Previous studies have suggested an association between tooth loss and hypertension. A recent study has found that postmenopausal women who have experienced tooth loss are at a higher risk of developing high blood pressure.


Participants in the study included 36,692 postmenopausal women who took part in the Women’s Health Initiative-Observational Study. After an initial periodontal assessment, they were followed annually from 1998 to 2015.


The researchers found a positive association between tooth loss and hypertension risk. Specifically, women with tooth loss had a 20% higher risk of developing hypertension during the follow-up years, when compared with women with all of their teeth. The association was stronger among younger women and those with a lower BMI.


The researchers theorized that this could be due to a change in diet to softer foods — including more processed foods — when the women lost their teeth. They found no association between periodontal disease and hypertension.

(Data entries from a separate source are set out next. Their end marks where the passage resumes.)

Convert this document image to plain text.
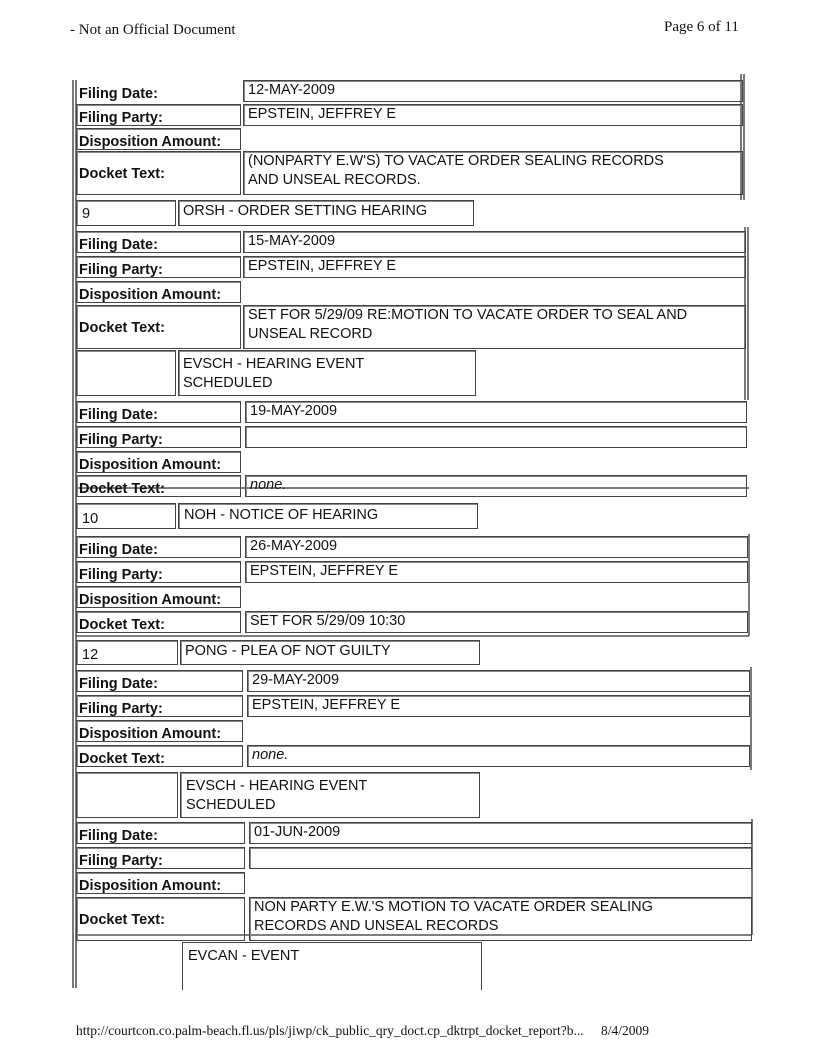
- Not an Official Document	Page 6 of 11
Filing Date:	12-MAY-2009
Filing Party:	EPSTEIN, JEFFREY E
Disposition Amount:
Docket Text:
(NONPARTY E.W'S) TO VACATE ORDER SEALING RECORDS
AND UNSEAL RECORDS.
9	ORSH - ORDER SETTING HEARING
Filing Date:	15-MAY-2009
Filing Party:	EPSTEIN, JEFFREY E
Disposition Amount:
Docket Text:
SET FOR 5/29/09 RE:MOTION TO VACATE ORDER TO SEAL AND
UNSEAL RECORD
EVSCH - HEARING EVENT
SCHEDULED
Filing Date:	19-MAY-2009
Filing Party:
Disposition Amount:
Docket Text:	none.
10	NOH - NOTICE OF HEARING
Filing Date:	26-MAY-2009
Filing Party:	EPSTEIN, JEFFREY E
Disposition Amount:
Docket Text:	SET FOR 5/29/09 10:30
12	PONG - PLEA OF NOT GUILTY
Filing Date:	29-MAY-2009
Filing Party:	EPSTEIN, JEFFREY E
Disposition Amount:
Docket Text:	none.
EVSCH - HEARING EVENT
SCHEDULED
Filing Date:	01-JUN-2009
Filing Party:
Disposition Amount:
Docket Text:
NON PARTY E.W.'S MOTION TO VACATE ORDER SEALING
RECORDS AND UNSEAL RECORDS
EVCAN - EVENT
http://courtcon.co.palm-beach.fl.us/pls/jiwp/ck_public_qry_doct.cp_dktrpt_docket_report?b... 8/4/2009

Researchers from State University of New York at Buffalo led the study. It was published on December 4, 2018, in the American Journal of Hypertension.


Previous studies have found that oral health plays an important role in a person’s overall health. The mouth contains a host of bacteria, and good oral health care is usually able to keep them under control. However, without proper oral care, these bacteria can reach high levels and eventually lead to oral infections. These infections may play in role in some diseases, including cardiovascular disease, endocarditis and diabetes.